First, the idea of setting up a video conference for OPEC emergency meetings has been on the table for a while.
There are logistical problems, however. For instance, 10 AM Tehran time or Middle Eastern time is mid-night in Venezuela. Some new member states, who have recently joined OPEC, may not yet have the technology for the purpose.
However, given the current circumstances and obstacles to travelling and social distancing is also a factor.
Mohammad Bin Salman agreed to a collective OPEC plus ministerial conference based on the clear and working commitment by Russia to come on board and support a substantial cut in production. This issue was discussed in detail during December 6 OPEC plus ministerial conference in Vienna.
Russia declined to comply. Saudi Arabia withdrew from the declaration of cooperation pact and in retaliation raised output to 12.1 million barrels a day and adopted generous discounts policies with clear intentions of a total price and market share war.

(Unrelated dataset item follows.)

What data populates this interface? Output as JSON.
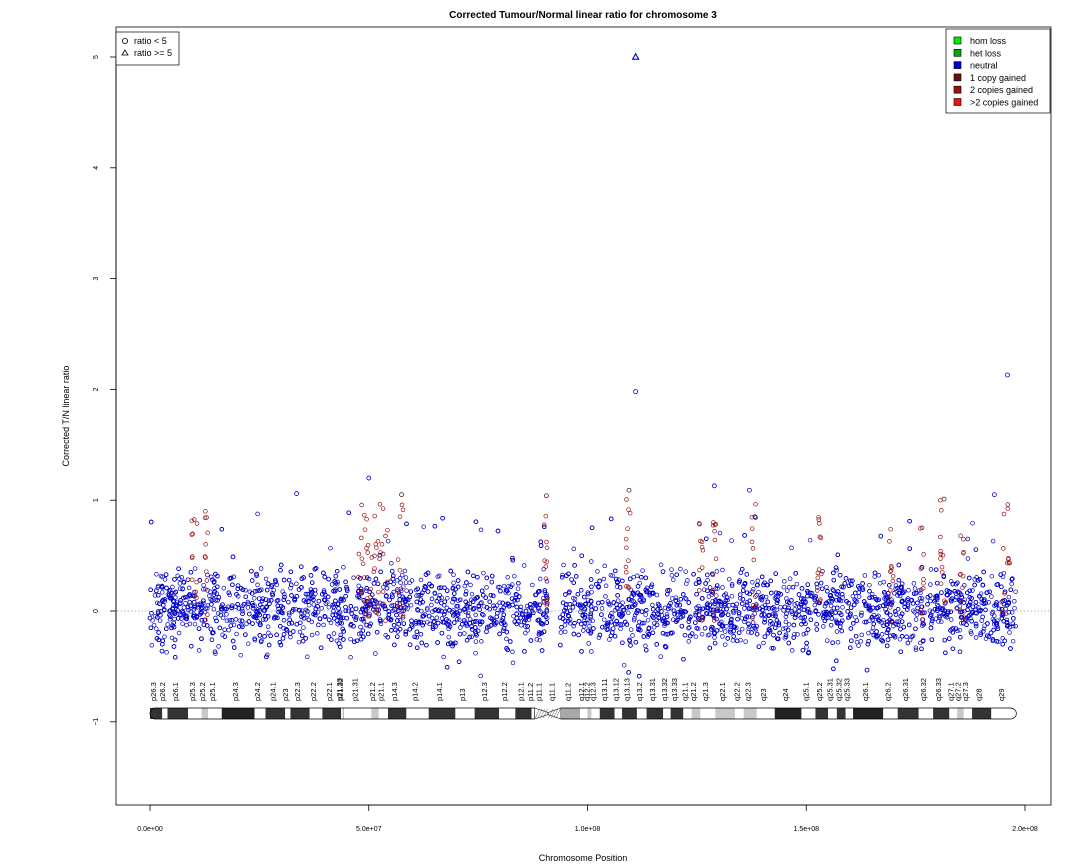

This policy was adopted by Saudi Arabia back in 1985-86 when Zaki Yamani called for an all-out price war on emerging North Sea producers and other OPEC producers, who did not adhere to quotas.
In Saudi Arabian perception, there is no blood on the floor yet. Countries must see what Saudis are capable of doing in the world market. In this context, Russians are with OPEC in that US shale producers must come on board, too. The more OPEC and Non-OPEC curb output, the more Shale expands its market share.
Accordingly, the success of next week’s video conference depends on how US is going to be supportive of a collective production cut and market management. President Trump has spoken to shale oil producers.
Shale producers are some 167 small and medium companies with no OPEC-style organisation. In fact, formation of such organisation is against the US anti-cartel act which prohibits companies from market manipulation.
The market needs a big cut without which it will only be a face-saving meeting to please President Trump. It’s something between Putin, MBS & Trump.